In practice, gradient checkpointing enables training models that would otherwise be impossible to fit in GPU memory. A model that requires 80GB of activation memory can be trained on a 40GB GPU with checkpointing, at the cost of ~30% longer training time. For research teams without access to the largest GPUs, this tradeoff is often worth it.

Modern training frameworks (PyTorch, JAX, Hugging Face Accelerate) provide gradient checkpointing as a high-level option that can be enabled without rewriting the model code. In PyTorch, `torch.utils.checkpoint.checkpoint()` wraps any module to enable checkpointing for that module's activations.

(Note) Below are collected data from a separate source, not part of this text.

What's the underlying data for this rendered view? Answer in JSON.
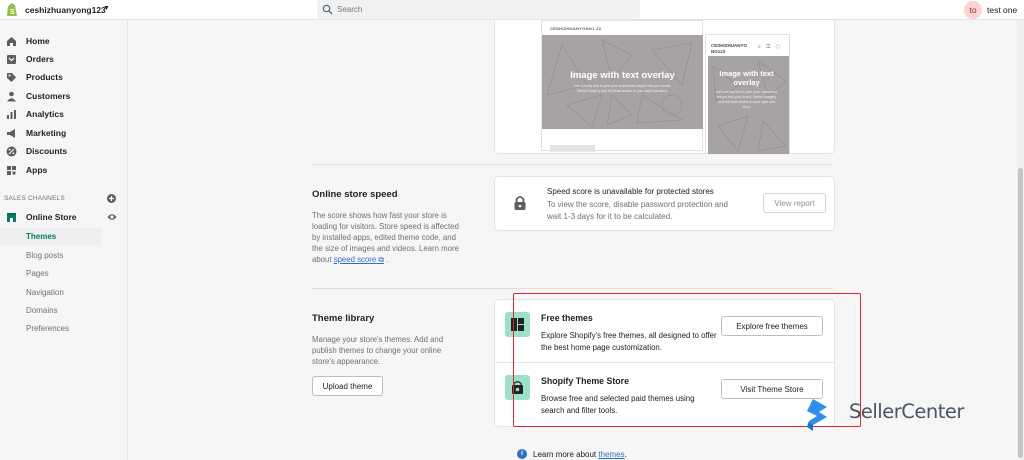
{
  "topbar": {
    "store_name": "ceshizhuanyong123",
    "search_placeholder": "Search",
    "avatar_initials": "to",
    "user_name": "test one"
  },
  "sidebar": {
    "items": [
      {
        "label": "Home",
        "icon": "home-icon"
      },
      {
        "label": "Orders",
        "icon": "orders-icon"
      },
      {
        "label": "Products",
        "icon": "tag-icon"
      },
      {
        "label": "Customers",
        "icon": "person-icon"
      },
      {
        "label": "Analytics",
        "icon": "bar-chart-icon"
      },
      {
        "label": "Marketing",
        "icon": "megaphone-icon"
      },
      {
        "label": "Discounts",
        "icon": "discount-icon"
      },
      {
        "label": "Apps",
        "icon": "apps-icon"
      }
    ],
    "section_title": "SALES CHANNELS",
    "channel": "Online Store",
    "sub_items": [
      "Themes",
      "Blog posts",
      "Pages",
      "Navigation",
      "Domains",
      "Preferences"
    ],
    "active_sub_item": "Themes"
  },
  "preview": {
    "desktop_header": "CESHIZHUANYONG1 23",
    "desktop_title": "Image with text overlay",
    "desktop_sub": "Use overlay text to give your customers insight into your brand. Select imagery and text that relates to your style and story.",
    "mobile_header": "CESHIZHUANYO NG123",
    "mobile_icons": "⌕ ◫ ◇",
    "mobile_title": "Image with text overlay",
    "mobile_sub": "Use overlay text to give your customers insight into your brand. Select imagery and text that relates to your style and story."
  },
  "speed": {
    "title": "Online store speed",
    "description": "The score shows how fast your store is loading for visitors. Store speed is affected by installed apps, edited theme code, and the size of images and videos. Learn more about ",
    "link": "speed score",
    "link_suffix": " .",
    "card_title": "Speed score is unavailable for protected stores",
    "card_desc": "To view the score, disable password protection and wait 1-3 days for it to be calculated.",
    "button": "View report"
  },
  "library": {
    "title": "Theme library",
    "description": "Manage your store's themes. Add and publish themes to change your online store's appearance.",
    "upload_button": "Upload theme",
    "rows": [
      {
        "title": "Free themes",
        "desc": "Explore Shopify's free themes, all designed to offer the best home page customization.",
        "button": "Explore free themes"
      },
      {
        "title": "Shopify Theme Store",
        "desc": "Browse free and selected paid themes using search and filter tools.",
        "button": "Visit Theme Store"
      }
    ]
  },
  "footer": {
    "learn_text": "Learn more about ",
    "learn_link": "themes",
    "learn_suffix": "."
  },
  "watermark": {
    "text": "SellerCenter"
  },
  "colors": {
    "accent": "#008060",
    "link": "#2c6ecb",
    "highlight": "#e3232d",
    "tile": "#9de0c9"
  }
}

Gradient checkpointing is often combined with other memory-efficiency techniques: mixed precision training (storing activations in lower precision), ZeRO sharding (distributing activations across devices), and CPU offloading (storing some activations in CPU RAM rather than GPU VRAM) to achieve the best balance of memory usage and training speed.

Analogy

A student taking an exam using scratch paper with limited space. Rather than keeping every intermediate calculation on the scratch paper at all times, they do the work and erase intermediate steps, keeping only key results. If they need to review how they reached a conclusion, they redo the intermediate steps from the last saved result. They use more time but far less space - exactly the tradeoff gradient checkpointing makes.

Real-world example

A team training a language model finds that a 7B parameter model with 8K context length requires 120GB of GPU VRAM for activations alone when using a batch size needed for efficient training. With gradient checkpointing enabled at layer boundaries (every 8 layers), memory usage drops to 35GB - fitting on a single A100 80GB GPU - at the cost of 28% longer training time. The compute cost is acceptable; fitting the training run on available hardware is not.

Why it matters

Gradient checkpointing is one of the core techniques that made training large models feasible on the GPU hardware available during the early scaling era. Understanding it explains a key tradeoff in ML infrastructure: memory versus compute are substitutable, and the right balance depends on what constrains you. It is also relevant for practitioners fine-tuning large models, where activation memory is often the binding constraint.